Вспомнилось Марфе, как выхаживала Еленку в первую ее хворость. Только от груди отняла: крику сколько было, протеста. А в одно утро – тишина в колыбельке; даже обрадовалась – спит, глянула – а у нее глазки открыты, а сама синенькая, никакой жизни, простонать нету сил. Три дня, прижав к груди, носила по избе, сжатый ротик пальцами разжимала и по каплям сочила из намоченной тряпки настой. Выходила. А потом, уже девочкой, провалилась Еленка в полынью, старшие дети вытащили, привели домой – она вся звенит, вморожена в лед. Две недели горела, никто не верил, что выживет. Кульчиха что ни делала – не помогало, а она над ней глаз не сомкнула, водой намочит холстинку, положит на лоб, пока та не высохнет, как возле печи, и опять смочит и наложит. Но крепенькая оказалась – очуняла. «Так мало отпущено на жизнь счастья,– думала мать,– а у Еленки и та малость, что другим дается, тоже отнята. Ни мужа встретить, ни дитенка родить. А помрем мы,– думала она,– помрет Гнатка, кто о ней позаботится? Софья к мужу уйдет, Мишка женится, невестка станет на Еленку коситься, еще и помыкать начнет. И не ехать нельзя, и едем – страшно. Сидели дома – хоть надежда была, а теперь уверились в чуде, мчим в Гродно, но где те исцеленные? Страдалиц много, а осчастливленные где? Кто их видел?» Надвинув платок на глаза, чтобы никто не подсмотрел ее слез, мать тихо плакала.
Днем в какой-то деревушке, набившись по хатам, поели горячего, недолго погрелись и опять помчали, рассчитав добраться к вечеру до принеманской деревни Забродье на ночлег. Тут мать, чтобы меньше печалиться, пересела в сани к говорливому Роговичу, Гнатка перешел в ее возок, Юрий остался вдвоем с Еленкой.
На передних санях затянули песню.

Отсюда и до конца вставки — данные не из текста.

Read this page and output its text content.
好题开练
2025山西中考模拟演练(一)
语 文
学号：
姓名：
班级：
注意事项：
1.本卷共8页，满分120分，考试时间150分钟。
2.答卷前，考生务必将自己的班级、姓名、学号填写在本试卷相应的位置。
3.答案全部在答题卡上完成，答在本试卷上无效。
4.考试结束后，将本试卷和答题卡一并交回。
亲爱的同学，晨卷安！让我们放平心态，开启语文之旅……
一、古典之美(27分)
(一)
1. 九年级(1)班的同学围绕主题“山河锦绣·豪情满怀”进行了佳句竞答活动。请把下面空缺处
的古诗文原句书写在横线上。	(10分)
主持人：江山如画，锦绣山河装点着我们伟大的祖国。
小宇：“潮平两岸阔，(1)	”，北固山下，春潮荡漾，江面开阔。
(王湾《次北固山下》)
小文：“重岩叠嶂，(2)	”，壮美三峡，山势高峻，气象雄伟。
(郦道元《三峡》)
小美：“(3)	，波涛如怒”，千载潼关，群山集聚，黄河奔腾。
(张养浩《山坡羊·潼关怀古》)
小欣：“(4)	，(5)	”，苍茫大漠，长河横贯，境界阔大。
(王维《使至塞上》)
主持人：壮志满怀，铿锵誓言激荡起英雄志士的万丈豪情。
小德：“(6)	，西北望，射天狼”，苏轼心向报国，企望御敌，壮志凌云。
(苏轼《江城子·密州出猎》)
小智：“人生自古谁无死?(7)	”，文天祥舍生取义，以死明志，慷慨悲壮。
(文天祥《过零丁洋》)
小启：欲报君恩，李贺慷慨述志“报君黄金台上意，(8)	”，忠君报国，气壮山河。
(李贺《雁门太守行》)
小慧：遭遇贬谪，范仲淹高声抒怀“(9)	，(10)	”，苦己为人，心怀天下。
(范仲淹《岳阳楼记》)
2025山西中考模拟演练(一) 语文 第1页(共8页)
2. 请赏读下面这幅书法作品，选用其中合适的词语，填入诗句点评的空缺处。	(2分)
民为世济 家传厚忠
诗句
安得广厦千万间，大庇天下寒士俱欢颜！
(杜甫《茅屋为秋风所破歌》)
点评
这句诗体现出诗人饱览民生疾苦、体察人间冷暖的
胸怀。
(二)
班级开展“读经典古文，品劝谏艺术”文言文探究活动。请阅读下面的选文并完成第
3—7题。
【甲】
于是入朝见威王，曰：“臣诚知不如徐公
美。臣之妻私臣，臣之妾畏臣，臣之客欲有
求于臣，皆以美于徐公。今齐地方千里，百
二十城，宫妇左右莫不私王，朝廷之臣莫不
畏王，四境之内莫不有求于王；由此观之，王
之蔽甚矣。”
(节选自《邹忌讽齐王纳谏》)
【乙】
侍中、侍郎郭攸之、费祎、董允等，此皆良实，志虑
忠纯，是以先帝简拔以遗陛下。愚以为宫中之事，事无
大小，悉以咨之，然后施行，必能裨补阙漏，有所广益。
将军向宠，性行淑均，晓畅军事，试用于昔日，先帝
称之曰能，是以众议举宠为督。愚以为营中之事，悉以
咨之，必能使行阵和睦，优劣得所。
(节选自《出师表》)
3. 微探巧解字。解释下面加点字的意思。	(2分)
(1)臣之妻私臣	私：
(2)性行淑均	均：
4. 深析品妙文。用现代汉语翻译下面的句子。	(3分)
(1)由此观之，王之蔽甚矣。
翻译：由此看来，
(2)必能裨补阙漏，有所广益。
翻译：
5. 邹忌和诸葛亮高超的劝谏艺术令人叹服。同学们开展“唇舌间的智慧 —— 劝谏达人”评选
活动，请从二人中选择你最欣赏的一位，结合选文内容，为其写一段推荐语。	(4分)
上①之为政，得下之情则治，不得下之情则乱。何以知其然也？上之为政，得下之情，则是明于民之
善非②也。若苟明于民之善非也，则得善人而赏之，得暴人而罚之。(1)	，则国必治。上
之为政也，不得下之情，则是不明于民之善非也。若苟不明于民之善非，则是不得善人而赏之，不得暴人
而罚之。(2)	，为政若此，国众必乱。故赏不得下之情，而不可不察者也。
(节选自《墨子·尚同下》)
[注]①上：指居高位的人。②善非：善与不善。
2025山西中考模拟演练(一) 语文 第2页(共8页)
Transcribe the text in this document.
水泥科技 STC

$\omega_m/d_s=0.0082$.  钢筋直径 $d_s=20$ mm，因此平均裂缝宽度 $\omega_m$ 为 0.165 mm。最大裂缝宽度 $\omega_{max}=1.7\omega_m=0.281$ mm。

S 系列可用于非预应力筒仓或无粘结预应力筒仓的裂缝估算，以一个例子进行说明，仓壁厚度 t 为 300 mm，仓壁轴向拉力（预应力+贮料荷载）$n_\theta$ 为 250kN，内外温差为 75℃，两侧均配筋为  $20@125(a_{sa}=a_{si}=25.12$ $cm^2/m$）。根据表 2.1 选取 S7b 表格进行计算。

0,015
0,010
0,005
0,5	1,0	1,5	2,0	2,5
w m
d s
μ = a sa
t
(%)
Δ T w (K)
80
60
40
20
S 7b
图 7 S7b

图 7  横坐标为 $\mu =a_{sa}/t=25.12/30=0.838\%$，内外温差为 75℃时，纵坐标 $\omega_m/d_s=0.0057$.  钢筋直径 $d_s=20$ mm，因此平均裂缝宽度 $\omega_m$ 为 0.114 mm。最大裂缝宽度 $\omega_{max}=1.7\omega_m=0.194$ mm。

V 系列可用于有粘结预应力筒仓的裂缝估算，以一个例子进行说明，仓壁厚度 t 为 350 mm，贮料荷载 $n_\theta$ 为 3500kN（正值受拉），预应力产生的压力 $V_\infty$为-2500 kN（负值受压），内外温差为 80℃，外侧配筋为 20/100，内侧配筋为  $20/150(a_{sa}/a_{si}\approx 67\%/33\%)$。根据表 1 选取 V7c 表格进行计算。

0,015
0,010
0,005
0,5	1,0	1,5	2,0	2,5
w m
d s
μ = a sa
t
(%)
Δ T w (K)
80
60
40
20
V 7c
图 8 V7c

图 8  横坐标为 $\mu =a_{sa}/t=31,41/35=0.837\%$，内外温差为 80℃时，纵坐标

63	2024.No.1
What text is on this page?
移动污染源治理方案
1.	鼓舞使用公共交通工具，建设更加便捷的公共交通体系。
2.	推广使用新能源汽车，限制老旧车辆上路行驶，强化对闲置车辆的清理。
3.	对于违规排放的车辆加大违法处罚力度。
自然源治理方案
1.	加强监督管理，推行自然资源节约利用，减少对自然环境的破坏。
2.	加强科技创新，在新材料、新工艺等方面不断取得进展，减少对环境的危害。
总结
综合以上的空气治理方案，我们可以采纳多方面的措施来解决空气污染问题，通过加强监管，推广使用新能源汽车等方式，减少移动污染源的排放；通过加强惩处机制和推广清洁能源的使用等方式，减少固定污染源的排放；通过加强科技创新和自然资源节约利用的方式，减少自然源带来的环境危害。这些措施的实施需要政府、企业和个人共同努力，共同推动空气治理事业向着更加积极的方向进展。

За дальностью слова не различались – в хвост обоза долетал тоскливый, щемящий напев.
Еленка тронула Юрия за плечо:
– Неужто, скажи, и вправду случится – Гнатка внесет меня в церковь, а выйду сама? Как все. Ты веришь?
– Верю. Подымешься с колен и пойдешь. А уж летом находишься по лесу за все годы.
– Добрый ты, Юрка. Жалеешь меня. А отец Фотий добрый?
Юрий кивнул:
– Он близкий. У меня мало близких: сестра, Фотий да ты.
– Я?! Ты же увидал меня впервые на дзяды. Два раза виделись.
– По душе близятся люди,– сказал Юрий.– Увидал недавно, а словно всю жизнь тебя знал. А тебе кто близкий?
– Гнатка.
– Он разве не родня вам?
– Гнатка у отца лучником был, во все походы с отцом ходил. А как жена его однажды пошла за клюквой и потонула в болоте, так у нас остался. Не смог в своем доме жить. Ему сватали многих, а он говорит: как слышу женский голос, так и слышу, как она кричит в болоте, меня на помощь зовет. Вот Мишкин друг приезжал, Андрей, сказал отцу, что сватов пришлет к Софье. Гнатка узнал, сел и плачет: жалко, что увезут. Так расстроился.
– Придет час, и ты разлучишься,– с грустью предсказал Юрий.
– Зачем? – не поняла Еленка.
– Вернешься из Гродно, и тебя увезут.
– Я Гнатку возьму.
– А если муж воспротивится?
– Не воспротивится. Я за злого не пойду. За доброго.
– Я – добрый,– уверил ее Юрий, словно в шутку.– Иди за меня.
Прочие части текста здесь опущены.